Monday, January 31, 2011

I'm Not Going to Panic

For the past 2 months I've been dealing with a running injury. I'll save the whining and just say: it sucks and I'm crabby about it. I credit this injury to not taking the proper time to rest after my marathon, ahem, running a PR 10k six days later, and getting lazy with my before and after stretching. Cross training might have been a good idea, too. The reason I didn't rest was because I felt so strong and I didn't want to lose all of my hard-earned fitness. Well, now I have lost it, lesson learned.
Three weeks ago my orthopedic surgeon sent me for 4 weeks of physical therapy twice per week. I'm making gains in strength and flexibility but here I am 3 weeks in and I can't get past a slow mile on the treadmill without experiencing pain the following day. Take note: when you tell your physical therapist that what you have done so far hasn't helped, she will push you 10x harder and maybe even try to kill you in a single hour session. I learned this today as her dagger fingers dug into my hip area to "release" my iliopsoas muscle. Repeat on the other side. Thanks to my pride, I held back a full-out cry. I could have wept. She knew the pain she was causing because she kept remarking on how tight the muscle was and dealt with my facial cues by breaking eye contact and asking me about my weekend. Smooth woman. The stubborn side finally released about 2 minutes in. When the iliopsoas released the sensation was that of the PT letting up on the muscle, even though she really hadn't. Then she made me do a half hour of the hardest exercises she could come up with. You know, wall sits while squeezing a ball for forever minus a day, standing on a balance board while balancing on one foot and crouching to reach for a stick that was nearly out of reach, that kind of thing.
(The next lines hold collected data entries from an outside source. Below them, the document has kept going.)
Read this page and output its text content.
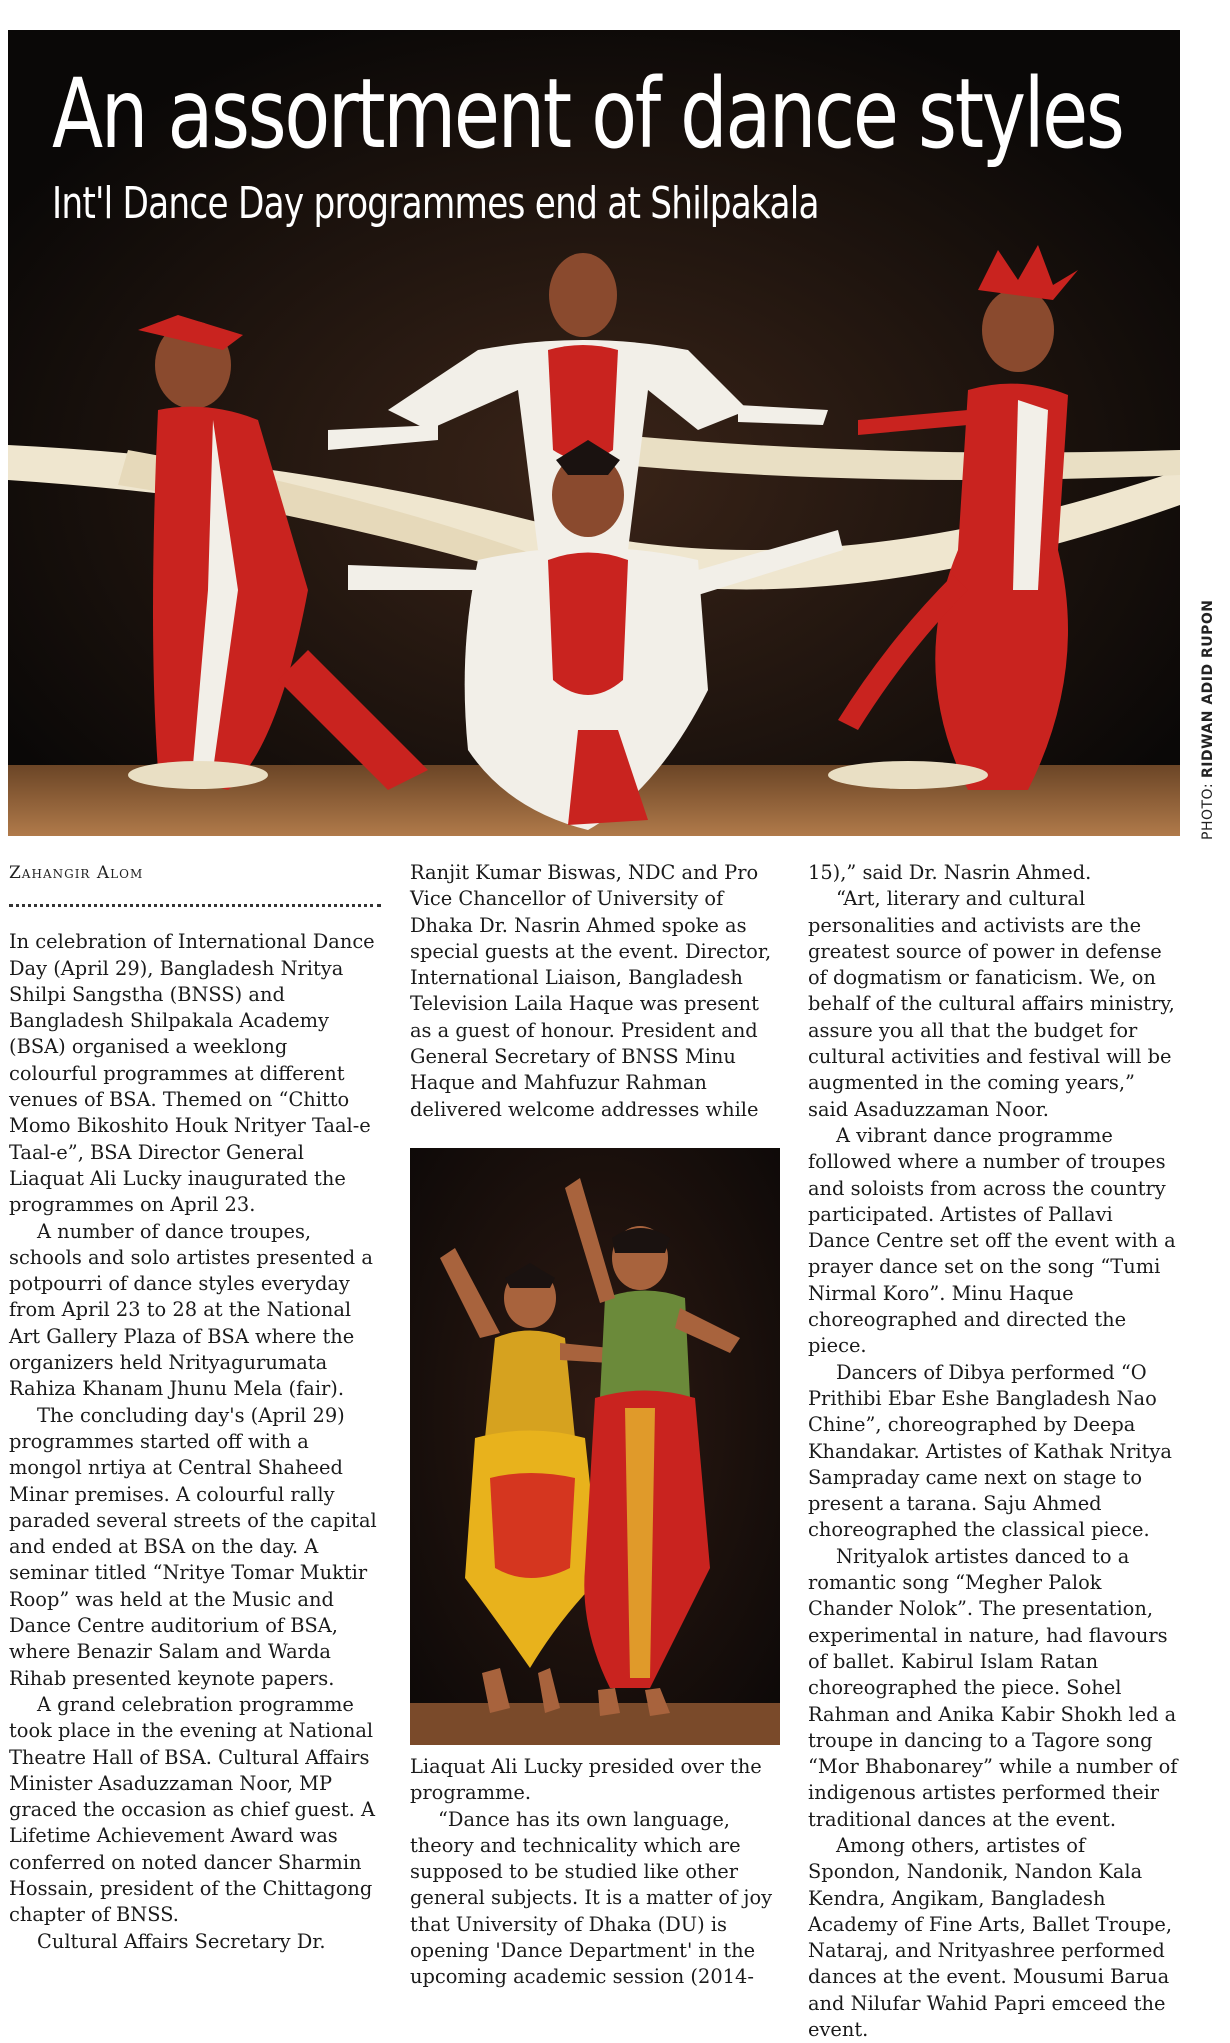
An assortment of dance styles
Int'l Dance Day programmes end at Shilpakala
PHOTO: RIDWAN ADID RUPON
Zahangir Alom

In celebration of International Dance Day (April 29), Bangladesh Nritya Shilpi Sangstha (BNSS) and Bangladesh Shilpakala Academy (BSA) organised a weeklong colourful programmes at different venues of BSA. Themed on “Chitto Momo Bikoshito Houk Nrityer Taal-e Taal-e”, BSA Director General Liaquat Ali Lucky inaugurated the programmes on April 23.

A number of dance troupes, schools and solo artistes presented a potpourri of dance styles everyday from April 23 to 28 at the National Art Gallery Plaza of BSA where the organizers held Nrityagurumata Rahiza Khanam Jhunu Mela (fair).

The concluding day's (April 29) programmes started off with a mongol nrtiya at Central Shaheed Minar premises. A colourful rally paraded several streets of the capital and ended at BSA on the day. A seminar titled “Nritye Tomar Muktir Roop” was held at the Music and Dance Centre auditorium of BSA, where Benazir Salam and Warda Rihab presented keynote papers.

A grand celebration programme took place in the evening at National Theatre Hall of BSA. Cultural Affairs Minister Asaduzzaman Noor, MP graced the occasion as chief guest. A Lifetime Achievement Award was conferred on noted dancer Sharmin Hossain, president of the Chittagong chapter of BNSS.

Cultural Affairs Secretary Dr.

Ranjit Kumar Biswas, NDC and Pro Vice Chancellor of University of Dhaka Dr. Nasrin Ahmed spoke as special guests at the event. Director, International Liaison, Bangladesh Television Laila Haque was present as a guest of honour. President and General Secretary of BNSS Minu Haque and Mahfuzur Rahman delivered welcome addresses while

Liaquat Ali Lucky presided over the programme.

“Dance has its own language, theory and technicality which are supposed to be studied like other general subjects. It is a matter of joy that University of Dhaka (DU) is opening 'Dance Department' in the upcoming academic session (2014-

15),” said Dr. Nasrin Ahmed.

“Art, literary and cultural personalities and activists are the greatest source of power in defense of dogmatism or fanaticism. We, on behalf of the cultural affairs ministry, assure you all that the budget for cultural activities and festival will be augmented in the coming years,” said Asaduzzaman Noor.

A vibrant dance programme followed where a number of troupes and soloists from across the country participated. Artistes of Pallavi Dance Centre set off the event with a prayer dance set on the song “Tumi Nirmal Koro”. Minu Haque choreographed and directed the piece.

Dancers of Dibya performed “O Prithibi Ebar Eshe Bangladesh Nao Chine”, choreographed by Deepa Khandakar. Artistes of Kathak Nritya Sampraday came next on stage to present a tarana. Saju Ahmed choreographed the classical piece.

Nrityalok artistes danced to a romantic song “Megher Palok Chander Nolok”. The presentation, experimental in nature, had flavours of ballet. Kabirul Islam Ratan choreographed the piece. Sohel Rahman and Anika Kabir Shokh led a troupe in dancing to a Tagore song “Mor Bhabonarey” while a number of indigenous artistes performed their traditional dances at the event.

Among others, artistes of Spondon, Nandonik, Nandon Kala Kendra, Angikam, Bangladesh Academy of Fine Arts, Ballet Troupe, Nataraj, and Nrityashree performed dances at the event. Mousumi Barua and Nilufar Wahid Papri emceed the event.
So, I'll do everything she tells me to do. I'll do all of my homework exercises. I'll push my races back or cut down on their length. I will run again, eventually.

Sunday, January 30, 2011

Why I Preach of Running

Back in the summer of 2007 I was quite pregnant with my second child and stepping onto the scale during one of my bi-weekly doctor visits. The woman weighing me looked up sympathetically and announced that I needed to go back to the waiting room to wait for a different chair. The fat chair. This was a defining moment because I could no longer ignore the issue of my weight.

Fast forward several months, past the birth of my son and the crazy days and sleepless nights that followed adjusting to life with two children 17 months apart. At some point I found the energy to start using our elliptical machine a few times per week. I lost weight. Eventually my progress plateaued and the dread of heading into the basement to stare at the cement wall while working out on that horrid machine became too much. I'd heard of a 5k training program and I had just enough confidence to give it a shot. Thankfully there were a number of friends who accepted the challenge along with me. We met early in the morning, or later in the evening to get our runs in; whatever it took. In September of 2009 I ran my first 5k. In January 2010 I joined a local running group to train for a 25k. It turns out that particular race experience was awful despite my hard training, so there was only one thing to do after that...sign up for a marathon, of course! I completed my first 26.2 in October 2010 and was ready to run another before I'd even finished.

Running put me outside of my comfort zone. It lead me to meet new people who challenged and inspired me. Running taught me that I was selling myself short in at least one area of life; and taking a risk wasn't only scary but often times rewarding. I started off running to lose weight and now I'm here looking back 65 pounds lighter and realizing how many things it has taught me along the way. It has truly changed my life. Forgive me, but I owe so much to running that I often can't shut-up about it.